O mérito pela não bobagem é de Snyder, da equipe, da tecnologia e da cifras a seu lado. Botar a HQ em frames era o céu ou o inferno. Transpor grandes obras a outros meios sempre foi e será caminhar numa linha tênue. E Watchmen é uma obra-prima da nona arte. Super-heróis de estrutura material igual à de humanos — como diria Dr. Manhattan, o único com super poderes da trupe — e de densidades psicológicas trazidos à tona num mundo que teme a iminente 3ª Guerra Mundial. Um emaranhado envolvente e tenso, típico de Alan Moore (V for Vendetta, The League of Extraordinary Gentlemen), e cujas imagens quebraram os padrões dos quadrinhos à época: planos instáveis, linguagem própria, cartela de cores incomum e traços expressivos aplicados no papel pelo artista Dave Gibbons.
A reprodução extremamente fiel de alguns dos quadros de Gibbons na película impressiona quem vê o filme e já lera a graphic novel. Embora muitas cores não atinjam os mesmos espectros na telona — talvez por essa abarcar inúmeros canais além do CMYK —, o contraste da fotografia e a infinidade dos detalhes logo fazem rememorar em qual página estava tal cena. Também faz surgir a pergunta: como conseguiram “copiar” tão bem? Palmas para direção de arte e efeitos especiais que não deixaram escapar, entre tantos bits e Croma-Keys, detalhes e a aspereza da realidade de Moore e Gibbons.

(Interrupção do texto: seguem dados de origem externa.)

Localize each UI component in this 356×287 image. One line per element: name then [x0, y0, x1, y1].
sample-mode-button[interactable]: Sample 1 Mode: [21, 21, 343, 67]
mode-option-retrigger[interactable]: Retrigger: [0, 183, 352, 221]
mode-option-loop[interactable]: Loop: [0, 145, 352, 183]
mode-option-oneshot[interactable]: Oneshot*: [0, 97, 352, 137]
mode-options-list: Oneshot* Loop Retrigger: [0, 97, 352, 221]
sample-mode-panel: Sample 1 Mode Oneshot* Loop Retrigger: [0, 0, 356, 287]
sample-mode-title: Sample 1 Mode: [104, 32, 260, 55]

A riqueza amiúde do filme pede pra que ele seja assistido mais de uma vez. São inúmeras referências, pequenezas, crossovers — os créditos finais não me deixam mentir. De Warhol a Bowie, de Rambo a O Dia em que a Terra Parou: é um paraíso para os geeks (nerds pós-modernos). A montagem não tem nada de audacioso, mas se encaixa muito bem para quem já leu os quadrinhos. Omite algumas passagens e pode ser que confunda quem não os conhece. Entretanto, reitera o pedido de “assista de novo”.
A quem tiver oportunidade, não deixe igualmente de ler a agaquê. Os fast-slow-motions, marca registrada de Zack Snyder, dão o tom dinâmico da leitura como só os quadrinhos possuem. As cenas de luta não sofrem da tremedeira de câmera e a violência é sanguinariamente glamourosa, como só Tarantino fizera até então. Snyder também fez escola para criar trilhas sonoras de tom pop e referencial. Para depois de Watchmen, enfim, um trabalho heróico. Será tarefa hercúlea criar com tamanha grandiosidade uma fita inspirada em super-heróis. O êxodo bem-sucedido da DC e da Marvel para as salas de cinema pode ter chegado ao ápice, ao topo, à Watchtower. A crise bate à porta do quarto, e se não há muito do que rir nas ruas, o cinema faz as vezes. Paralelamente, ninguém mais acredita no pacote “mocinho-mata-vilão-ganha-mocinha” — Batman, Cavaleiro das Trevas não me deixa mentir. Não estamos muito distantes de Watchmen. Dylan anuncia nos cruciais primeiros cinco minutos: os tempos são outros, a apreensão é a mesma; os motivos são outros, as pessoas são as mesmas. Não haverá outro Hendrix, outro Dylan, outro Moore, outro Gibbons. Não haverá outro Watchmen.